Formal learning, as practiced today, was limited for the most part to clerics. Among the upper classes, children may have learned some Latin and a few psalms, but little else. This was particularly true for the boys, as they went on to learn the arts of war and hunting. But as the girls were given secondary treatment, they had the time to learn how to read and write and formed the literary society of their time. So when the troubadours began to appear, it was to a female audience that they directed their prose and poetry, thus changing the course of culture and history.

The age of legal maturity was 16 and marriage took place at about the same time. Thus, another family would be formed, and a new generation would begin the struggle for survival.

The medieval family was unlike a modern family. It was not centered around the children, but around what one might call dynastic concerns. The glue which held a family together was not sentimentality, but economics. This did not always work and resulted in the internecine fighting that was quite prevalent in the first half of the period. The typical attitude is best exemplified by a remark by John, marshal of England, at the time of King Stephen. He had refused to surrender a castle to the king and his enemies threatened to kill his son, whom he had just shortly before handed over as a hostage. His reply was “What recks it me of the child; have I not still the anvils and the hammers wherewith to forge finer ones?”3

Thus was the life of a child during the Middle Ages. The threats to his life were great. Disease, poor diet and neglect took their toll. Of all the children born, less than half survived to maturity. Yet many thrived, for until the time of the Black Death, Europe’s population boomed. Childhood was perilous, rough, and often hard, and filled with all the usual childhood adventures.

 

Footnotes

1. (Greenleaf). ^

2.(Ibid). ^

3. (Bloch). ^

 

Bibliography

Aries, Philippe. Centuries of Childhood: A Social History of Family Life. New York: Vintage Books, 1960.

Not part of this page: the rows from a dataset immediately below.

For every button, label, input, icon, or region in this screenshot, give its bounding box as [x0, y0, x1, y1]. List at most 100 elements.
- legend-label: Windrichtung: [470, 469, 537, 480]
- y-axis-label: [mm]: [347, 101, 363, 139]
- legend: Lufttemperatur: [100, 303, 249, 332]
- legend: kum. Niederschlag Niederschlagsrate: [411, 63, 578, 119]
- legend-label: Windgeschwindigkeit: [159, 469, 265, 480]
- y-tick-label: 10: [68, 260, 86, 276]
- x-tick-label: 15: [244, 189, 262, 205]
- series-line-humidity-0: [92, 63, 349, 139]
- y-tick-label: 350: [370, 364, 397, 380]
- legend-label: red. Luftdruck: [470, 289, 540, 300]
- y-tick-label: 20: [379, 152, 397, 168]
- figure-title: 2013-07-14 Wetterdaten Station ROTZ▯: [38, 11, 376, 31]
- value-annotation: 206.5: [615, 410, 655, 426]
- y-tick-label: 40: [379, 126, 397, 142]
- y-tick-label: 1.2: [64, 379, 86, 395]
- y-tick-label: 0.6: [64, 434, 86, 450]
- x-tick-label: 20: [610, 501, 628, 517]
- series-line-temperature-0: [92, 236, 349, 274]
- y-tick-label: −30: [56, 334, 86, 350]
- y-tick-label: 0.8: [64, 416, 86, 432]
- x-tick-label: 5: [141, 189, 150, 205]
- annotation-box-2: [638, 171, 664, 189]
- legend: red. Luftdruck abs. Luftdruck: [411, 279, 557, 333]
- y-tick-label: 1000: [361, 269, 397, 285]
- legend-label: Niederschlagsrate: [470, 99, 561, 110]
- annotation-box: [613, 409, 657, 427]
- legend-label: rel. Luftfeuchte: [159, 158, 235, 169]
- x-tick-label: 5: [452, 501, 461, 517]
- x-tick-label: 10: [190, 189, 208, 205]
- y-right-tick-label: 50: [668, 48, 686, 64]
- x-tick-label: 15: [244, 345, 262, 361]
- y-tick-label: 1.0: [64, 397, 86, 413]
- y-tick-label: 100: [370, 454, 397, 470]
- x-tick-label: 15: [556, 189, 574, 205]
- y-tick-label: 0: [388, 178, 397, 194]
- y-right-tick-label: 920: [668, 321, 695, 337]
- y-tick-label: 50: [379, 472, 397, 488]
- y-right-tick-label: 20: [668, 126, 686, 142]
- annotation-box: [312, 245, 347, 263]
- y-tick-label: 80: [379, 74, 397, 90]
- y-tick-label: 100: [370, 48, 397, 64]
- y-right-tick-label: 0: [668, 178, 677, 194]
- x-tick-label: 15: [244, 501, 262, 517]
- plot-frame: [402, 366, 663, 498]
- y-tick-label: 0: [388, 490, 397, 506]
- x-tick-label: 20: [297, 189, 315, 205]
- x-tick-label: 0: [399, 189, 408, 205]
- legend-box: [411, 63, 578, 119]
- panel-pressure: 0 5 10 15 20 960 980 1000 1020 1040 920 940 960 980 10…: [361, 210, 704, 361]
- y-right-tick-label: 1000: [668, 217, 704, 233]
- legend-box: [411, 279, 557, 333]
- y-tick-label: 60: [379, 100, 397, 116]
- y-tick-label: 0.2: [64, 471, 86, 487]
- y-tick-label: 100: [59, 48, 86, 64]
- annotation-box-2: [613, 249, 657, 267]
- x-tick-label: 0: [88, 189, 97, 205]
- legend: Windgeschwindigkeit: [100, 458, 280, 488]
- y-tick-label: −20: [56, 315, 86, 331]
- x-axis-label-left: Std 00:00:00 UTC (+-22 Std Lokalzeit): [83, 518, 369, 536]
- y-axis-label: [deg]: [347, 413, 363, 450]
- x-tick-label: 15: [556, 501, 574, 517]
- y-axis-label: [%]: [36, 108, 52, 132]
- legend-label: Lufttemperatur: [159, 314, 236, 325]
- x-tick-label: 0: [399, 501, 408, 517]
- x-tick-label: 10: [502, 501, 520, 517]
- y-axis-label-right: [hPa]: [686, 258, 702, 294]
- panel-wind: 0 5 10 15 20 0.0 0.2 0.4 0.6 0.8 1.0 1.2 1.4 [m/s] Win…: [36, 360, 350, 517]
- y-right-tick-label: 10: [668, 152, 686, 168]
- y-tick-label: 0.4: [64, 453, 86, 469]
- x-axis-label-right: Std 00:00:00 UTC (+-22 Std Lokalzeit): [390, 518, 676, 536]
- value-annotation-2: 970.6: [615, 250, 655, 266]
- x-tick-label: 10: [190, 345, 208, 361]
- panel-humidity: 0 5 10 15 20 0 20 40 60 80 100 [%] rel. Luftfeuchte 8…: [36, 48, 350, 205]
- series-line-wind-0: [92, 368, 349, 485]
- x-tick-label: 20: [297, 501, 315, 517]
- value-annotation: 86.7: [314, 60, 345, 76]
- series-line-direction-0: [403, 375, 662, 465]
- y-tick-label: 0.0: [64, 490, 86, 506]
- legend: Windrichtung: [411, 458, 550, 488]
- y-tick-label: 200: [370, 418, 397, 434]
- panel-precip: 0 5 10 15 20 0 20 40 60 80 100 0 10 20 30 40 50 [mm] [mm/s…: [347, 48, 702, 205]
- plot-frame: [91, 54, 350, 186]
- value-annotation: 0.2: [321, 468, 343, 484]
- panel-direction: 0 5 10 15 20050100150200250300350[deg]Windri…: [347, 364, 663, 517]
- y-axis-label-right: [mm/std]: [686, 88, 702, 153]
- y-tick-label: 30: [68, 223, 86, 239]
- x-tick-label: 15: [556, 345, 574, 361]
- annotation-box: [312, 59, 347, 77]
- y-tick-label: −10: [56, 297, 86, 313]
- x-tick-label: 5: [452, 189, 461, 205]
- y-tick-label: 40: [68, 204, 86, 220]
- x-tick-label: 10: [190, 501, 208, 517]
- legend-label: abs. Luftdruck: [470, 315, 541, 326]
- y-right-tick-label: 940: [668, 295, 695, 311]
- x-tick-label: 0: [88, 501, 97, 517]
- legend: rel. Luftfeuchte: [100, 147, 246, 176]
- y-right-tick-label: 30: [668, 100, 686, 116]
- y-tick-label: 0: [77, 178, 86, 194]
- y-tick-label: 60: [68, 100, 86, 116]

Bloch, Marc. Feudal Society, Vol. 1. Chicago: University of Chicago Press, 1961.

Durant, Will and Ariel Durant. The Story of Civilization: The Age of Faith, A History of Medieval Civilization. New York: Simon and Schuster, 1950.

Gies, Frances and Joseph Geis. Life in a Medieval City. New York: Thomas Y. Crowell Co., 1969.

Greenleaf, Barbara Kaye. Children Through the Ages: A History of Childhood. New York: McGraw-Hill Book Co., 1978.